I have to say—backpacking is tough. In many ways, it has been more difficult than I imagined. The inclines are often steeper, longer than I thought possible. Have you ever ascended for ten miles, calves burning, shoulders aching, lungs screaming only to reach the crest of a mountain and realize that another more jagged and impassable peak has materialized on the trail before you? Or have you ever come to crave those laborious miles uphill because the contrasting downward descends causes pain in your knees, your ankles, your hips? Pain has become a constant companion. Soreness, an intimate friend. Yet the pain and soreness are accompanied by an unbelievable euphoria as my muscles and mind adjust, beginning to find endorphins in the 10+ hours of the day I spend walking over the spines of hulking green and granite giants. I have delighted in observing the changes in my body—my breath growing stronger, my skin darker, a smattering a bruises and cuts reminding me of the countless stories I have already collected. Like when I laid in my sleeping bag, an uncomfortable sensation spreading throughout my toes, only to awaken and realize my feet are covered in spider bites. Or when I went to vault myself over an enormous downed tree that bisected the path only to have my pant leg gripped by an unruly branch and find myself a victim to gravity, breathless and splayed out in the red dirt. Or even the enduring musky mixture of dirt and sweat, the aroma that has penetrated nearly every object in my pack. These changes, outward and visible, reflect other changes taking place—the sort of changes that are more difficult to describe and less visible to the eyes of observers.

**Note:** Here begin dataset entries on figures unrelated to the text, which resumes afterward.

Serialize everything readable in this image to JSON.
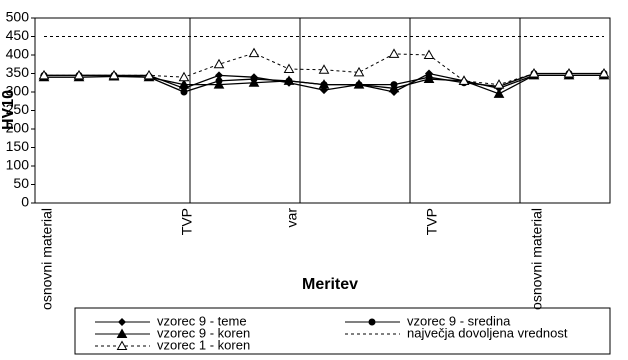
{
  "chart_data": {
    "type": "line",
    "y_label": "HV10",
    "x_label": "Meritev",
    "categories": [
      "osnovni material",
      null,
      null,
      null,
      "TVP",
      null,
      null,
      "var",
      null,
      null,
      null,
      "TVP",
      null,
      null,
      "osnovni material",
      null,
      null
    ],
    "ylim": [
      0,
      500
    ],
    "yticks": [
      0,
      50,
      100,
      150,
      200,
      250,
      300,
      350,
      400,
      450,
      500
    ],
    "series": [
      {
        "name": "vzorec 9 - teme",
        "color": "#000000",
        "marker": "diamond",
        "dashed": false,
        "values": [
          345,
          345,
          345,
          345,
          310,
          345,
          340,
          325,
          305,
          320,
          300,
          350,
          330,
          310,
          345,
          345,
          345
        ]
      },
      {
        "name": "vzorec 9 - sredina",
        "color": "#000000",
        "marker": "circle",
        "dashed": false,
        "values": [
          345,
          345,
          345,
          340,
          300,
          330,
          335,
          330,
          320,
          320,
          320,
          340,
          325,
          315,
          350,
          350,
          350
        ]
      },
      {
        "name": "vzorec 9 - koren",
        "color": "#000000",
        "marker": "triangle",
        "dashed": false,
        "values": [
          340,
          340,
          342,
          340,
          320,
          320,
          325,
          330,
          320,
          320,
          310,
          335,
          330,
          295,
          345,
          345,
          345
        ]
      },
      {
        "name": "največja dovoljena vrednost",
        "color": "#000000",
        "marker": "none",
        "dashed": true,
        "values": [
          450,
          450,
          450,
          450,
          450,
          450,
          450,
          450,
          450,
          450,
          450,
          450,
          450,
          450,
          450,
          450,
          450
        ]
      },
      {
        "name": "vzorec 1 - koren",
        "color": "#000000",
        "marker": "open-triangle",
        "dashed": true,
        "values": [
          345,
          345,
          345,
          345,
          340,
          375,
          405,
          362,
          360,
          353,
          403,
          400,
          330,
          320,
          350,
          350,
          350
        ]
      }
    ]
  }
}
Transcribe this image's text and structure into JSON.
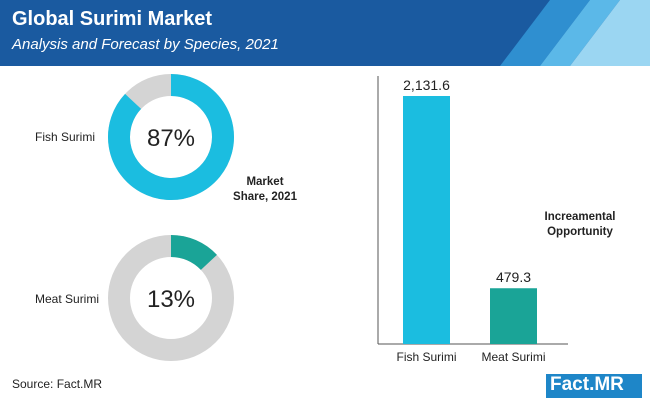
{
  "header": {
    "title": "Global Surimi Market",
    "subtitle": "Analysis and Forecast by Species, 2021"
  },
  "colors": {
    "header_bg": "#1a5aa0",
    "fish": "#1bbde0",
    "meat": "#1aa497",
    "donut_rest": "#d4d4d4"
  },
  "market_share_label": "Market\nShare, 2021",
  "incremental_label": "Increamental\nOpportunity",
  "source": "Source: Fact.MR",
  "logo": "Fact.MR",
  "chart_data": [
    {
      "type": "pie",
      "title": "Market Share, 2021",
      "slices": [
        {
          "name": "Fish Surimi",
          "value": 87,
          "label": "87%"
        },
        {
          "name": "Meat Surimi",
          "value": 13,
          "label": "13%"
        }
      ]
    },
    {
      "type": "bar",
      "title": "Increamental Opportunity",
      "categories": [
        "Fish Surimi",
        "Meat Surimi"
      ],
      "values": [
        2131.6,
        479.3
      ],
      "value_labels": [
        "2,131.6",
        "479.3"
      ],
      "ylim": [
        0,
        2300
      ]
    }
  ]
}
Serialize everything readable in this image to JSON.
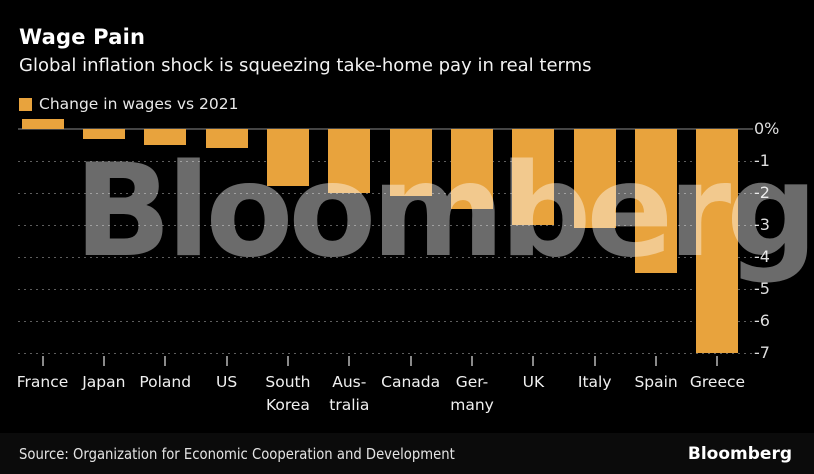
{
  "header": {
    "title": "Wage Pain",
    "subtitle": "Global inflation shock is squeezing take-home pay in real terms"
  },
  "legend": {
    "label": "Change in wages vs 2021"
  },
  "watermark": "Bloomberg",
  "footer": {
    "source": "Source: Organization for Economic Cooperation and Development",
    "logo": "Bloomberg"
  },
  "colors": {
    "background": "#000000",
    "bar": "#E8A33D",
    "grid_dots": "#5d5d5d",
    "zero_line": "#454545",
    "text": "#ffffff"
  },
  "chart_data": {
    "type": "bar",
    "title": "Wage Pain",
    "subtitle": "Global inflation shock is squeezing take-home pay in real terms",
    "legend": "Change in wages vs 2021",
    "categories": [
      "France",
      "Japan",
      "Poland",
      "US",
      "South\nKorea",
      "Aus-\ntralia",
      "Canada",
      "Ger-\nmany",
      "UK",
      "Italy",
      "Spain",
      "Greece"
    ],
    "values": [
      0.3,
      -0.3,
      -0.5,
      -0.6,
      -1.8,
      -2.0,
      -2.1,
      -2.5,
      -3.0,
      -3.1,
      -4.5,
      -7.0
    ],
    "unit": "%",
    "ylabel": "",
    "xlabel": "",
    "ylim": [
      -7,
      0.5
    ],
    "yticks": [
      0,
      -1,
      -2,
      -3,
      -4,
      -5,
      -6,
      -7
    ],
    "ytick_labels": [
      "0%",
      "-1",
      "-2",
      "-3",
      "-4",
      "-5",
      "-6",
      "-7"
    ],
    "grid": "horizontal dotted",
    "axis_side": "right",
    "legend_position": "top-left"
  }
}
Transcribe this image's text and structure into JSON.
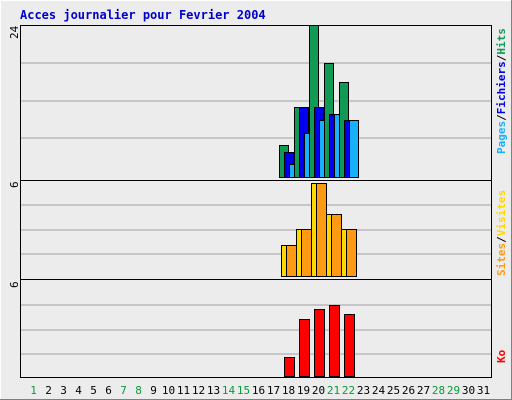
{
  "title": "Acces journalier pour Fevrier 2004",
  "days": [
    "1",
    "2",
    "3",
    "4",
    "5",
    "6",
    "7",
    "8",
    "9",
    "10",
    "11",
    "12",
    "13",
    "14",
    "15",
    "16",
    "17",
    "18",
    "19",
    "20",
    "21",
    "22",
    "23",
    "24",
    "25",
    "26",
    "27",
    "28",
    "29",
    "30",
    "31"
  ],
  "weekend_days": [
    "1",
    "7",
    "8",
    "14",
    "15",
    "21",
    "22",
    "28",
    "29"
  ],
  "colors": {
    "title": "#0000cc",
    "hits": "#129955",
    "files": "#0000ee",
    "pages": "#18b0ff",
    "visits": "#ffd800",
    "sites": "#ff9a14",
    "kbytes": "#ff0000",
    "day_normal": "#000000",
    "day_weekend": "#0a9a3a",
    "sep": "#000000"
  },
  "legend": {
    "panel1": [
      "Pages",
      "Fichiers",
      "Hits"
    ],
    "panel2": [
      "Sites",
      "Visites"
    ],
    "panel3": [
      "Ko"
    ],
    "sep": "/"
  },
  "chart_data": [
    {
      "type": "bar",
      "name": "panel1",
      "ylim": [
        0,
        24
      ],
      "ymax_label": "24",
      "x": [
        "18",
        "19",
        "20",
        "21",
        "22"
      ],
      "series": [
        {
          "name": "Hits",
          "color": "#129955",
          "values": [
            5,
            11,
            24,
            18,
            15
          ]
        },
        {
          "name": "Fichiers",
          "color": "#0000ee",
          "values": [
            4,
            11,
            11,
            10,
            9
          ]
        },
        {
          "name": "Pages",
          "color": "#18b0ff",
          "values": [
            2,
            7,
            9,
            10,
            9
          ]
        }
      ]
    },
    {
      "type": "bar",
      "name": "panel2",
      "ylim": [
        0,
        6
      ],
      "ymax_label": "6",
      "x": [
        "18",
        "19",
        "20",
        "21",
        "22"
      ],
      "series": [
        {
          "name": "Visites",
          "color": "#ffd800",
          "values": [
            2,
            3,
            6,
            4,
            3
          ]
        },
        {
          "name": "Sites",
          "color": "#ff9a14",
          "values": [
            2,
            3,
            6,
            4,
            3
          ]
        }
      ]
    },
    {
      "type": "bar",
      "name": "panel3",
      "ylim": [
        0,
        6
      ],
      "ymax_label": "6",
      "x": [
        "18",
        "19",
        "20",
        "21",
        "22"
      ],
      "series": [
        {
          "name": "Ko",
          "color": "#ff0000",
          "values": [
            1.2,
            3.7,
            4.3,
            4.6,
            4.0
          ]
        }
      ]
    }
  ]
}
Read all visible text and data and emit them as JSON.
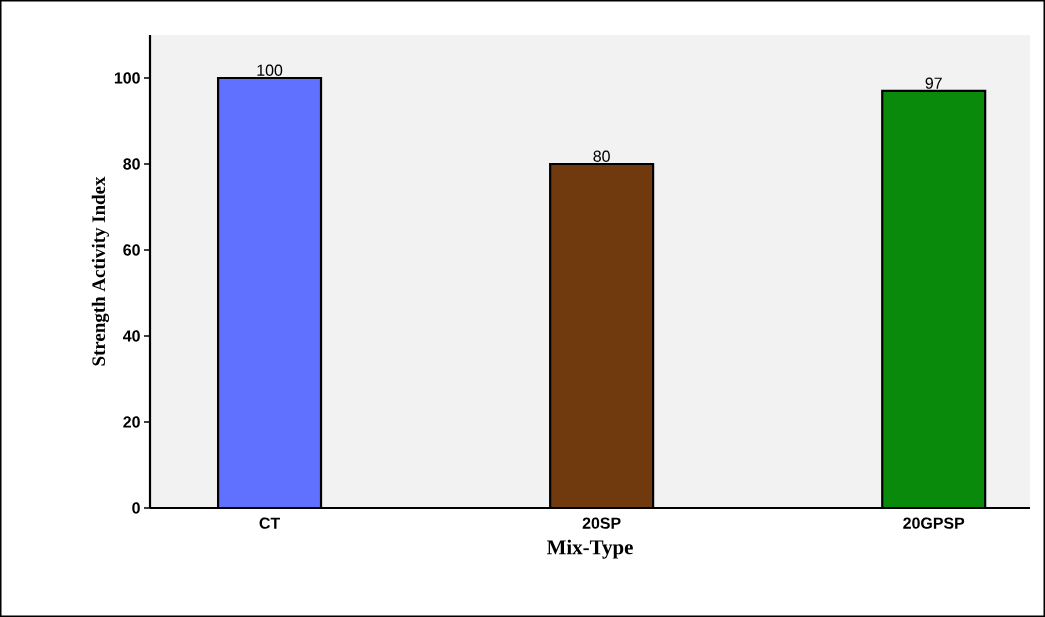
{
  "chart_data": {
    "type": "bar",
    "xlabel": "Mix-Type",
    "ylabel": "Strength Activity Index",
    "categories": [
      "CT",
      "20SP",
      "20GPSP"
    ],
    "values": [
      100,
      80,
      97
    ],
    "colors": [
      "#6070ff",
      "#703a0e",
      "#0a8a0a"
    ],
    "ylim": [
      0,
      110
    ],
    "yticks": [
      0,
      20,
      40,
      60,
      80,
      100
    ],
    "data_labels": true,
    "grid": false
  }
}
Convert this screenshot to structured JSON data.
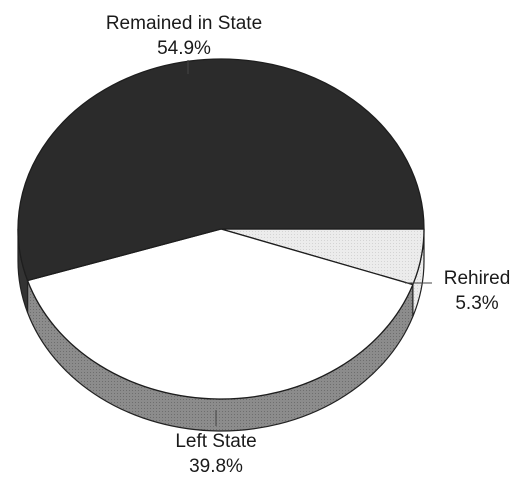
{
  "chart_data": {
    "type": "pie",
    "style": "3d",
    "categories": [
      "Remained in State",
      "Rehired",
      "Left State"
    ],
    "values": [
      54.9,
      5.3,
      39.8
    ],
    "value_labels": [
      "54.9%",
      "5.3%",
      "39.8%"
    ],
    "colors": [
      "#2b2b2b",
      "#e6e6e6",
      "#ffffff"
    ],
    "side_color": "#8a8a8a",
    "title": "",
    "legend": "none"
  }
}
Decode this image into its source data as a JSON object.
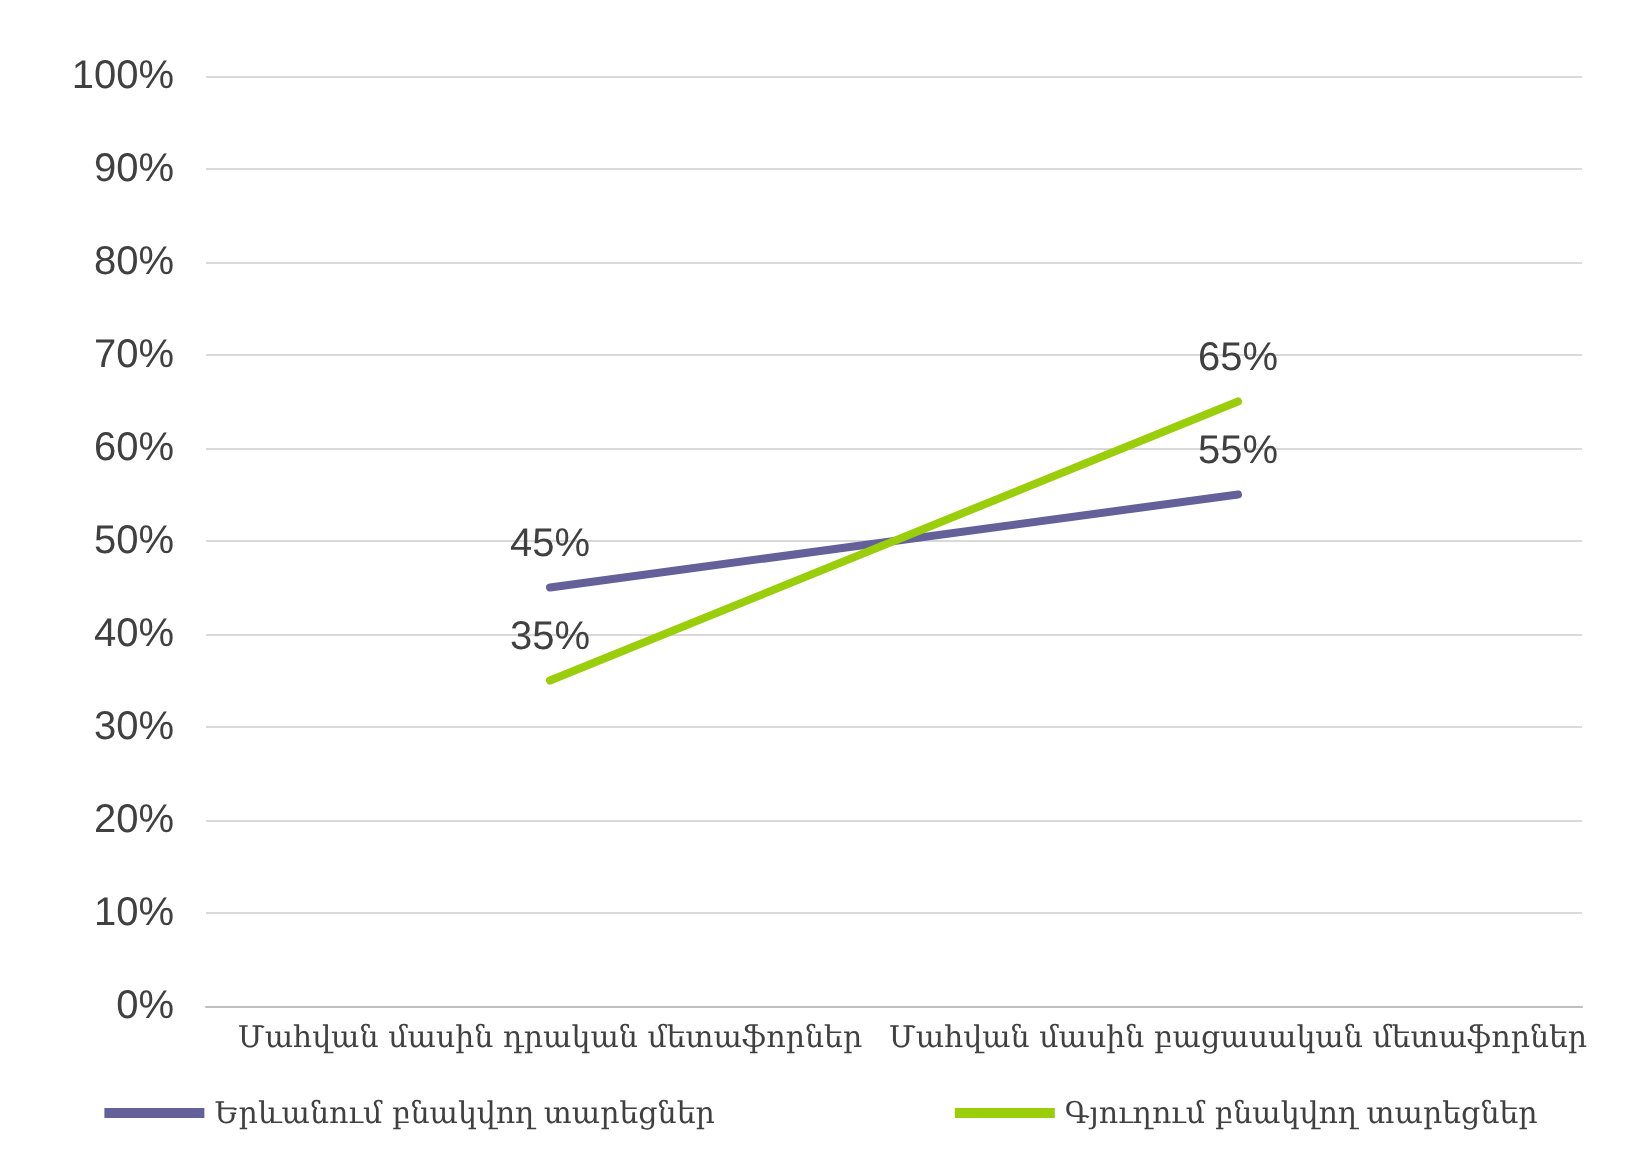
{
  "chart_data": {
    "type": "line",
    "categories": [
      "Մահվան մասին դրական մետաֆորներ",
      "Մահվան մասին բացասական մետաֆորներ"
    ],
    "series": [
      {
        "name": "Երևանում բնակվող տարեցներ",
        "color": "#64609a",
        "values": [
          45,
          55
        ],
        "value_labels": [
          "45%",
          "55%"
        ]
      },
      {
        "name": "Գյուղում բնակվող տարեցներ",
        "color": "#9acd0a",
        "values": [
          35,
          65
        ],
        "value_labels": [
          "35%",
          "65%"
        ]
      }
    ],
    "ylim": [
      0,
      100
    ],
    "yticks": [
      {
        "value": 0,
        "label": "0%"
      },
      {
        "value": 10,
        "label": "10%"
      },
      {
        "value": 20,
        "label": "20%"
      },
      {
        "value": 30,
        "label": "30%"
      },
      {
        "value": 40,
        "label": "40%"
      },
      {
        "value": 50,
        "label": "50%"
      },
      {
        "value": 60,
        "label": "60%"
      },
      {
        "value": 70,
        "label": "70%"
      },
      {
        "value": 80,
        "label": "80%"
      },
      {
        "value": 90,
        "label": "90%"
      },
      {
        "value": 100,
        "label": "100%"
      }
    ],
    "grid": "y",
    "legend": "bottom",
    "marker": "none",
    "line_style": "solid"
  }
}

Thus far I have struggled in finding a balance between enjoying the camaraderie of hiking with a group and satiating my craving for solitude. I have learned so much from my fellow hikers and found my spirits lifted in even the darkest of times because of the thoughtful words and comforting presence of others. One of my favorite days on trail has been one of the coldest and wettest, the sort of day where you wake up and fall asleep wet with no moment of reprieve in between. But I spent this day with a friend, Redwood, and we made may the most of the abominable weather. We laughed at our own misfortune. As we hid under massive fir trees for coverage we shared soup, coffee, and Redwood taught me to roll my own cigarettes. The day before we’d been swimming in an icy alpine lake and sunburnt despite the ample amount of snow. But on this day my whole body quaked with shivers and I dreaded climbing back into a dirty, damp tent. Somehow Redwood’s soothing, easy disposition helped me past my own mental blocks and unease. I drew on his strength and made it my own. I bet he would say I did the same for him. It’s the most extraordinary thing, the way we as people are able to strengthen one another, particularly in moments of peril.

Mica Lake in Washington. Excellent swimming, especially if you enjoy hypothermia and asphyxiation.

This wondrous and unexpected connection—with Redwood and friends—is what led me to step off trail for a few days in order to experience the Enchantments. The Enchantment Lakes are a mythic alpine wonderland of sky-high lakes and daunting mountain passes. There are no words fitting of such a place, so I’ll share a copious number of photos instead.

So, I decided to take a break from thru-hiking in order to do…well, more hiking.

Despite the unparalleled beauty and incredible company, I felt an insistent hum of intuition urging me back to the PCT. I was reticent to separate myself from this second tramily (trail family) and their talent for meandering down the line with marked enjoyment and ease. From them I learned to slow my pace, to take side routes, and to maintain the posture of luxuriating in the journey rather than giving in to my own dogmatic idea of getting ahead at any cost to my body or my experience.

But ultimately, it was my time to go my own way. So I left this motley crew and started the next section alone, braving the rain and elevation gain all on my own. That was 70 miles ago and now, I set out on the next 100 miles wondering who and what I will encounter.

Mount Rainier! Weather permitting, this will be in my sights for the entirety of the next section.

Thank you to every person who wrote to me! Maria, Katie, Vanesa, Megan, Josh, and Lachlan. I have savored the words I’ve received and bemoaned the letters that were lost to the dark depths of the postal service. If you wrote me and I didn’t receive your letter, I sincerely apologize for us both. If you aren’t sure if I received it, shoot me a text. I’ll get back to you in five or so days. Some letters I have received but are awaiting in future resupply boxes! So fret not. Thank you especially to Uncle Jose and Aunt Lisa for a BOMB resupply package with all sorts of delicious and nutritious snacks. The letters are deeply appreciated and I cannot convey how grateful I am. Thank you so much.

Much Love,

Isabella

One thought on “Adjustments and Enchantments

  1. Maybe this just me, but More selfies please. The pictures with you in them are the most interesting, provide the greatest sense of scale and assure/remind us that you are really doing this. Pictures of the PNW are plentiful, but pictures of your spider bitten toes are exceeding rare.

    Let’s hear it for the endorphins,too!